Neue Instrumente der Arbeitsgestaltung

Regionale Bündnisse, die bisher nur zu fachlichen oder technologischen Themen zusammengearbeitet haben, werden daher dabei unterstützt, sich mit Fragen der Arbeitsgestaltung und -organisation zu beschäftigen. Sie sollen neue Instrumente und Modelle der Arbeitsgestaltung exemplarisch erarbeiten und pilothaft in den beteiligten Unternehmen erproben. Auf diese Weise soll die Fördermaßnahme technologische und soziale Innovationen ermöglichen und die Attraktivität des jeweiligen Standortes langfristig sichern.
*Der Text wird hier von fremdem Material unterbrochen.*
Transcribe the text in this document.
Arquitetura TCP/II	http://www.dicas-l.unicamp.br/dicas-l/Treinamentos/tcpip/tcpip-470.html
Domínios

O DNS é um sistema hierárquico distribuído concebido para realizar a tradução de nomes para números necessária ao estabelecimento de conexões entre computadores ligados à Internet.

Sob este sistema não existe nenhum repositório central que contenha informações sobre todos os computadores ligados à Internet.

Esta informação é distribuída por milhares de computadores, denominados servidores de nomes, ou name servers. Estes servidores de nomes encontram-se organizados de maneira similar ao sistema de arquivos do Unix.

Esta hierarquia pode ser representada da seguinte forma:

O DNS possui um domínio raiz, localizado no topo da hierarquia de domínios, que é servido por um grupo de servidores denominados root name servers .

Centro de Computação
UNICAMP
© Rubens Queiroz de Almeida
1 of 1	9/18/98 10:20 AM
Bestehende Bündnisse im Visier

REGION.innovativ richtet sich an Akteure bestehender regionaler Bündnisse, Netzwerke und Cluster – sofern sie ein Innovationsfeld bearbeiten, das für den regionalen Strukturwandel besonders bedeutend ist. Auf Basis dieser Bündnisse, Netzwerke und Cluster sollen sich regionale Forschungsverbünde bilden, die überwiegend von KMU sowie mittelständischen Unternehmen getragen werden. In jedem Verbund soll sich mindestens eine – vorzugsweise regionale – Hochschule oder Forschungseinrichtung aus dem Bereich der Arbeitsforschung beteiligen. Überregionale Partner können im begründeten Einzelfall zusätzlich eingebunden werden.